For clarification, here's an example of what I mean. If you go to Monster.com -- when you log-in, change a record, or perform virtually any activity -- once you click the "okay" button to submit the transaction, the next page you are taken to is an advertisement -- a pre-populated submission form that you might think is just a review of your data (if you're in a hurry). The default choice (the big button) submits your information to the advertiser. You have to actively select the "No Thanks" button each time. What's more, if you're updating your account, you may have to go through this screen several times.
Beyond the shear frustration of the interruption, the real problem with this type of advertising is the profile of who winds up in the lead pool.
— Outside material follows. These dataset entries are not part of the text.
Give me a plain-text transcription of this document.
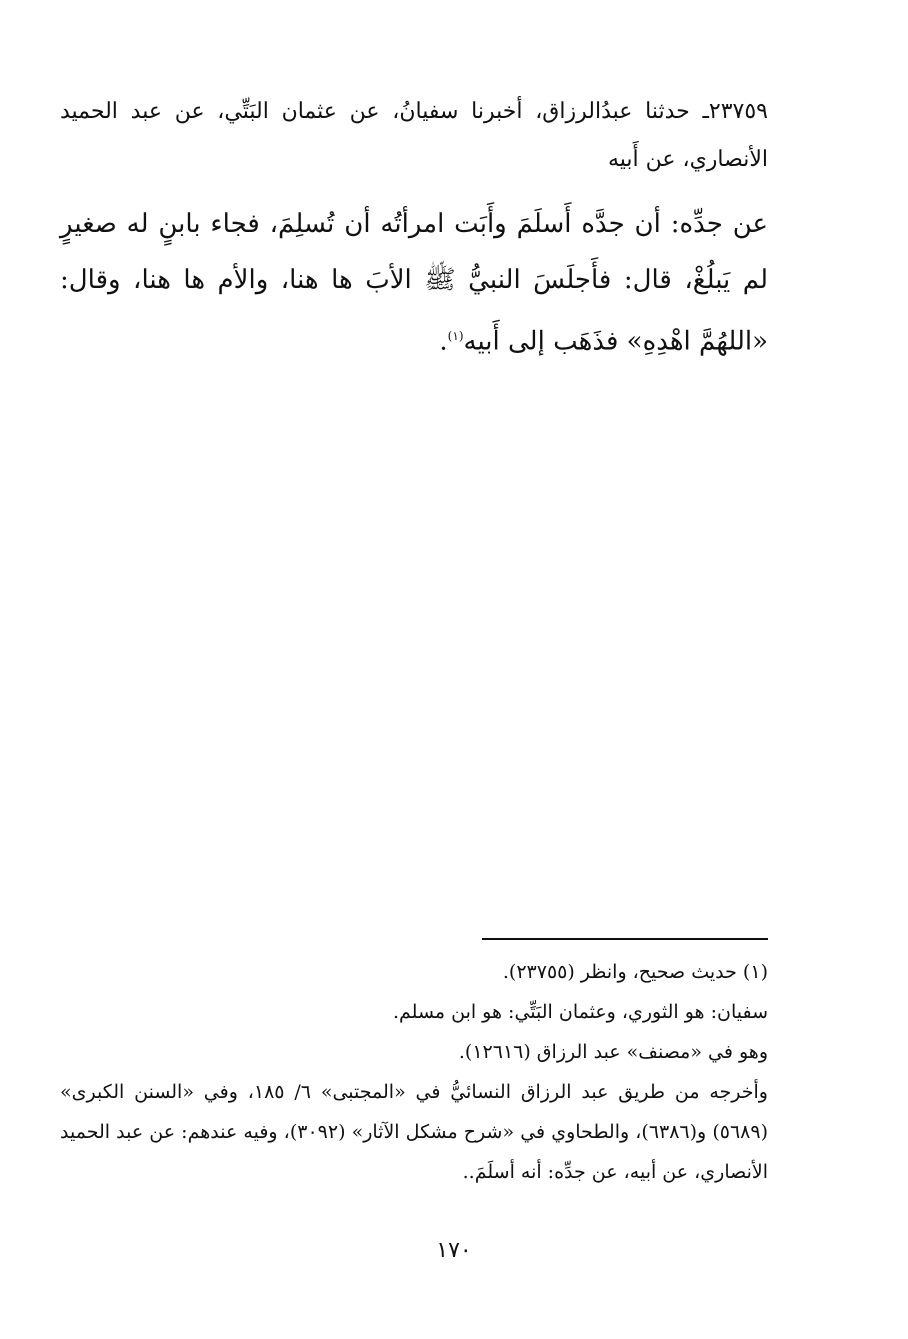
٢٣٧٥٩ـ حدثنا عبدُالرزاق، أخبرنا سفيانُ، عن عثمان البَتِّي، عن عبد الحميد الأنصاري، عن أَبيه

عن جدِّه: أن جدَّه أَسلَمَ وأَبَت امرأتُه أن تُسلِمَ، فجاء بابنٍ له صغيرٍ لم يَبلُغْ، قال: فأَجلَسَ النبيُّ ﷺ الأبَ ها هنا، والأم ها هنا، وقال: «اللهُمَّ اهْدِهِ» فذَهَب إلى أَبيه$^{(١)}$.

(١) حديث صحيح، وانظر (٢٣٧٥٥).

سفيان: هو الثوري، وعثمان البَتِّي: هو ابن مسلم.

وهو في «مصنف» عبد الرزاق (١٢٦١٦).

وأخرجه من طريق عبد الرزاق النسائيُّ في «المجتبى» ٦/ ١٨٥، وفي «السنن الكبرى» (٥٦٨٩) و(٦٣٨٦)، والطحاوي في «شرح مشكل الآثار» (٣٠٩٢)، وفيه عندهم: عن عبد الحميد الأنصاري، عن أبيه، عن جدِّه: أنه أسلَمَ..

١٧٠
Do you really want a list of people who were deceived into signing up? What kind of loyalty can you build when your first interaction is deceptive? This is also the reason why I'm usually opposed to purchasing one of those "lead lists" -- one of those "I never thought of that" moments that frequently come up when the sales guy decides to try on a marketing hat.
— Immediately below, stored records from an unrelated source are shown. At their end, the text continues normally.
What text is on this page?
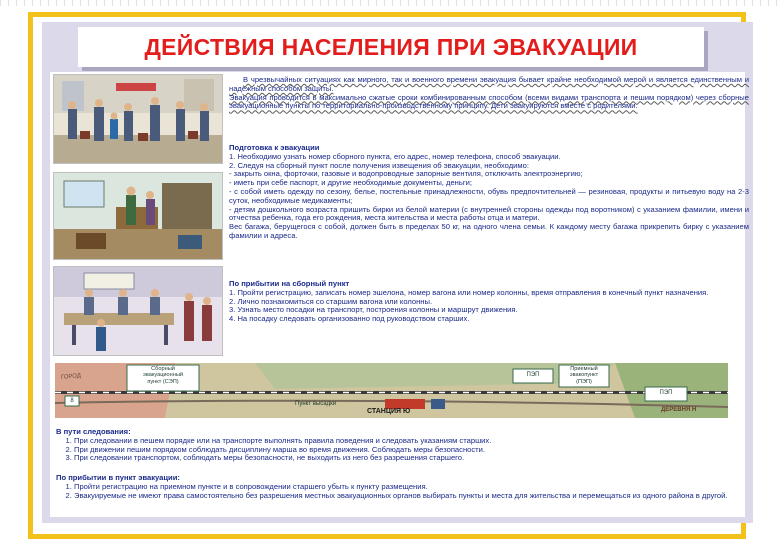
ДЕЙСТВИЯ НАСЕЛЕНИЯ ПРИ ЭВАКУАЦИИ

В чрезвычайных ситуациях как мирного, так и военного времени эвакуация бывает крайне необходимой мерой и является единственным и надежным способом защиты.

Эвакуация проводится в максимально сжатые сроки комбинированным способом (всеми видами транспорта и пешим порядком) через сборные эвакуационные пункты по территориально-производственному принципу. Дети эвакуируются вместе с родителями.

Подготовка к эвакуации

1. Необходимо узнать номер сборного пункта, его адрес, номер телефона, способ эвакуации.

2. Следуя на сборный пункт после получения извещения об эвакуации, необходимо:

- закрыть окна, форточки, газовые и водопроводные запорные вентиля, отключить электроэнергию;

- иметь при себе паспорт, и другие необходимые документы, деньги;

- с собой иметь одежду по сезону, белье, постельные принадлежности, обувь предпочтительней — резиновая, продукты и питьевую воду на 2-3 суток, необходимые медикаменты;

- детям дошкольного возраста пришить бирки из белой материи (с внутренней стороны одежды под воротником) с указанием фамилии, имени и отчества ребенка, года его рождения, места жительства и места работы отца и матери.

Вес багажа, берущегося с собой, должен быть в пределах 50 кг, на одного члена семьи. К каждому месту багажа прикрепить бирку с указанием фамилии и адреса.

По прибытии на сборный пункт

1. Пройти регистрацию, записать номер эшелона, номер вагона или номер колонны, время отправления в конечный пункт назначения.

2. Лично познакомиться со старшим вагона или колонны.

3. Узнать место посадки на транспорт, построения колонны и маршрут движения.

4. На посадку следовать организованно под руководством старших.

ГОРОД
Сборный
эвакуационный
пункт (СЭП)
Приемный
эвакопункт
(ПЭП)
ПЭП
ПЭП
8	Пункт высадки
СТАНЦИЯ Ю	ДЕРЕВНЯ Н

В пути следования:

1. При следовании в пешем порядке или на транспорте выполнять правила поведения и следовать указаниям старших.
2. При движении пешим порядком соблюдать дисциплину марша во время движения. Соблюдать меры безопасности.
3. При следовании транспортом, соблюдать меры безопасности, не выходить из него без разрешения старшего.

По прибытии в пункт эвакуации:

1. Пройти регистрацию на приемном пункте и в сопровождении старшего убыть к пункту размещения.
2. Эвакуируемые не имеют права самостоятельно без разрешения местных эвакуационных органов выбирать пункты и места для жительства и перемещаться из одного района в другой.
On the reverse side of this topic is the discussion that I frequently have surrounding Google Adwords and Search Engine Marketing programs. One common thread I hear is "we keep getting all of these leads, but they're not any good." With several Adwords programs that I've run, the volume of inquiries that sales received rose dramatically, but because the products were picking up a small segment of a consumer market, many of the inquiries had high customer service requirements with low potential unit volume (one or two units). But it's important to remember that with Adwords, these people looked for the product, clicked on the ad, went to the site and read enough to bridge the gap and contact the company. Contrast that with someone who was tricked into signing up. These prospects may not have been an ideal fit for the product that sales was offering, but they had already bridged one major gap -- they were actually interested in the product.
Deception Marketing - Making it Go Away
For me, the aggravation of having to navigate deceptive or interruption marketing programs isn't just the shuck-and-dodge that you have to do to avoid getting lumped in -- particularly since you didn't want the product in the first place -- it's that there isn't a very good way to penalize the companies that do this type of marketing. If you don't like it, you just don't show up in their pool of prospects.
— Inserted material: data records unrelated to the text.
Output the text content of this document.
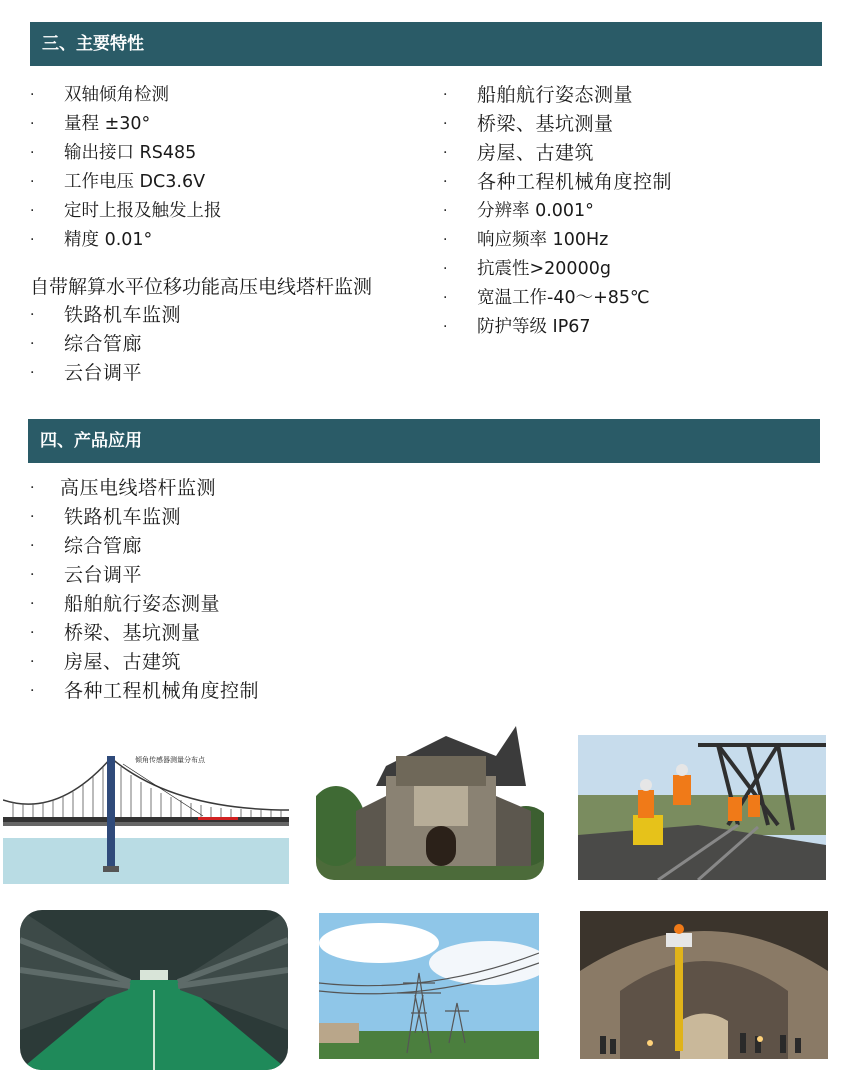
三、主要特性
·	双轴倾角检测
·	量程 ±30°
·	输出接口 RS485
·	工作电压 DC3.6V
·	定时上报及触发上报
·	精度 0.01°
自带解算水平位移功能高压电线塔杆监测
· 铁路机车监测
· 综合管廊
· 云台调平
· 船舶航行姿态测量
· 桥梁、基坑测量
· 房屋、古建筑
· 各种工程机械角度控制
·	分辨率 0.001°
·	响应频率 100Hz
·	抗震性>20000g
·	宽温工作-40～+85℃
·	防护等级 IP67
四、产品应用
· 高压电线塔杆监测
· 铁路机车监测
· 综合管廊
· 云台调平
· 船舶航行姿态测量
· 桥梁、基坑测量
· 房屋、古建筑
· 各种工程机械角度控制
倾角传感器测量分布点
Imagine something that cataloged and scored this type of marketing. Maybe it might look like Scoville units, the system that they use to measure how spicy peppers are. Instead of being more spicy, marketing programs could be measured by degrees or units of Spam. After all, interruption marketing is basically Spam. And while spammers could probably care less, if you were a reputable organization, would you really want to have a high Spam score?
Unfortunately, I don't know of anything like this system. So, until then, my only choice is to call these programs out when I find them and they stand out in some way.